Aretha Franklin on the Hat That Created a Worldwide Sensation

Aretha Franklin performs at the inauguration on January 20, 2009. Ron Edmonds / AP

Three years ago I looked everywhere for a hat to wear to President Obama's inauguration. I was so excited to sing, because it was such an important moment for our country. It had to match my collarless and double-breasted coat, similar to some of the coats that Jackie O. used to wear. It had to be just the right chapeau. I talked to all the houses in Europe in my search for the perfect accessory. I compared the hat selections of Lanvin, Dior, and Chanel from Paris.

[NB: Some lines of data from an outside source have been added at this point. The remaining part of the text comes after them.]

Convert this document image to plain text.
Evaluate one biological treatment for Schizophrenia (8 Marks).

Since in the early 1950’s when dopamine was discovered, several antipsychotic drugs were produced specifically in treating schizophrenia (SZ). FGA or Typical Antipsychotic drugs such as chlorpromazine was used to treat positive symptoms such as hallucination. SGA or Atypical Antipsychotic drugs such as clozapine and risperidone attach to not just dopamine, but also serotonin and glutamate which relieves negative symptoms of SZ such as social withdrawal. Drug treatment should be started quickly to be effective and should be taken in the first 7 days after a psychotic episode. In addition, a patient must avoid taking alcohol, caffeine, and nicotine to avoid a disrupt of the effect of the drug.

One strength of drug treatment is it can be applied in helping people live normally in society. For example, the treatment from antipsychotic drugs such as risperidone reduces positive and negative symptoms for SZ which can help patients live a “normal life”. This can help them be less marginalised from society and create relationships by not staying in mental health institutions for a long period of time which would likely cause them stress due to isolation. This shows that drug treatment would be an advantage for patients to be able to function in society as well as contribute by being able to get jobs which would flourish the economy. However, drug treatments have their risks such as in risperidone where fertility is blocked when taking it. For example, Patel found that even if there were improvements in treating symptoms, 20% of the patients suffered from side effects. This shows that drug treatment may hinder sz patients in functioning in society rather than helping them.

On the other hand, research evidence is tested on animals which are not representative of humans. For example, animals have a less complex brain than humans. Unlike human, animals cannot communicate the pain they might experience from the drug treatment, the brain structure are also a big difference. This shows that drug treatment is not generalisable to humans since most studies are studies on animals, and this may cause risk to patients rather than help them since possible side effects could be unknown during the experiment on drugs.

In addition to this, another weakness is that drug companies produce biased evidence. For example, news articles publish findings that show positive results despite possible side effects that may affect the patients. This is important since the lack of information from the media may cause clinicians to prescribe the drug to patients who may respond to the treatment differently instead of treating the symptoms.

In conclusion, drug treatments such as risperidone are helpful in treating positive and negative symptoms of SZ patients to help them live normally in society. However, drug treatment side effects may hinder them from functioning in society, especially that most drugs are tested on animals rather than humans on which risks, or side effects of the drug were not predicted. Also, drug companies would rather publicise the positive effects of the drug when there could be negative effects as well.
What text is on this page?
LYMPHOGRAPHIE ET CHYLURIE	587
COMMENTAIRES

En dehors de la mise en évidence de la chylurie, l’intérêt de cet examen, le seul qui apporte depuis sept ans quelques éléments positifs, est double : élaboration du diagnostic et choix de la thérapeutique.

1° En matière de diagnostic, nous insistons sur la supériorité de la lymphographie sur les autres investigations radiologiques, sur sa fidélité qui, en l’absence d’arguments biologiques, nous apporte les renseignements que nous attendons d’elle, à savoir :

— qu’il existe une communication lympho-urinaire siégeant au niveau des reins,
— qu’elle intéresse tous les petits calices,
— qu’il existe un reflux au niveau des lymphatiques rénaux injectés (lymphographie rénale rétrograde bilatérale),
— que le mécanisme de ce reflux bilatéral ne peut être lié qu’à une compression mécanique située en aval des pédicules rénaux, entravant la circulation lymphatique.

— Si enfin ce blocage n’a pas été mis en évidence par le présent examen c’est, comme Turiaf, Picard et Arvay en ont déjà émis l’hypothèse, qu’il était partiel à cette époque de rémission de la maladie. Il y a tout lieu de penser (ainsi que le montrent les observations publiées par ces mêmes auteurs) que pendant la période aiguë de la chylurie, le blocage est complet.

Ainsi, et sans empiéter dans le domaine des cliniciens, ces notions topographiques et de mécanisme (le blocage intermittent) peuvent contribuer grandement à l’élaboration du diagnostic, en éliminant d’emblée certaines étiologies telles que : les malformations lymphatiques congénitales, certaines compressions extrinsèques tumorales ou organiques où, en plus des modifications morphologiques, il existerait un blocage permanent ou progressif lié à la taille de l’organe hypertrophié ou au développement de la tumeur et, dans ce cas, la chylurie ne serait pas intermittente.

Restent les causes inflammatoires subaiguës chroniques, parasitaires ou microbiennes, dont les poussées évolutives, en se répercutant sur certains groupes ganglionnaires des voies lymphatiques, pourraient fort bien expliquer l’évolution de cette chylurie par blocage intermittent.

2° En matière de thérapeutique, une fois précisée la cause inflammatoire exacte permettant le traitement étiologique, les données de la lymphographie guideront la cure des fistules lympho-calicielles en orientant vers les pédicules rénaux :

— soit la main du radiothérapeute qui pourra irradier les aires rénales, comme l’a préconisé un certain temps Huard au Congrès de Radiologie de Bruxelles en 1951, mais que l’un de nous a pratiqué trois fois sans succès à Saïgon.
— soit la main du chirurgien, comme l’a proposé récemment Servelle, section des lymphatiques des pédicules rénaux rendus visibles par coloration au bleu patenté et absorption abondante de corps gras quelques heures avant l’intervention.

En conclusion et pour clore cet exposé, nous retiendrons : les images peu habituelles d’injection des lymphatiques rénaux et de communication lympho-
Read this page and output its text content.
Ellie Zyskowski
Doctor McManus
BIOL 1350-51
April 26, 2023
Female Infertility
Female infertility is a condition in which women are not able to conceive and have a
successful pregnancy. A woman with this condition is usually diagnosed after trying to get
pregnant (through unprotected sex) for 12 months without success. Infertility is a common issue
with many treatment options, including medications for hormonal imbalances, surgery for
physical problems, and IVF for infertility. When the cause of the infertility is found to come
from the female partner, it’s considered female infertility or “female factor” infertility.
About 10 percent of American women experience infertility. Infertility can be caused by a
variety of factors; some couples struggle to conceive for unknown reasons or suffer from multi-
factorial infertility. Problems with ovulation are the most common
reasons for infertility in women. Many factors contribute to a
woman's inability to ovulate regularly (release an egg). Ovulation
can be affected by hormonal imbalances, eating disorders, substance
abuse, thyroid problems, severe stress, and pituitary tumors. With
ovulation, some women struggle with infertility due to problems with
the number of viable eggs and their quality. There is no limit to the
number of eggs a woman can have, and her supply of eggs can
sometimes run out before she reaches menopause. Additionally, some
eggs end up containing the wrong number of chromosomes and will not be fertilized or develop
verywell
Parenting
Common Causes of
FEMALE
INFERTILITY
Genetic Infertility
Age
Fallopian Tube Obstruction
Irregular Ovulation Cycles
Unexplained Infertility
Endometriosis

I even considered ones from Milan, and I just didn't see what I was looking for.

I looked and looked and was beginning to think that I'd never find a hat that would be just right. Finally, I went to one of the local dealers in Detroit, Mr Song Millinery, and I saw it. I said, "That's the hat that I want!" They had to work on it a little bit, because I wanted it edged in tiny rhinestones. And the bow was on the left side, but I wanted it on the right. I have a favorite side, and the right side is my favorite. I just think it photographs better. The mistake I made was that I was looking at famous designers worldwide for something that ended up being right down the street.

So I picked it up and wore it at the inauguration—and that hat created a worldwide sensation. People were calling me from Europe! At first, I was calling them, looking for the hat, and then they were calling and writing about how much they loved it. That was one fabulous hat, and everybody liked it. I think it's because it was so stylish and gorgeous. The hat took on a life of its own. I understand that the hat has its own Facebook page. As a matter of fact, I went to the NAACP dinner in Detroit recently, and a young lady came to shake hands with me, and she had on the same hat, only it was white.

It seems as if this hat may even end up in a museum one day. I loved my hat, and the lesson I learned is that sometimes you could search for something long and hard, until you realize that what you're looking for is right at home.

But did it help my performance? Oh, please.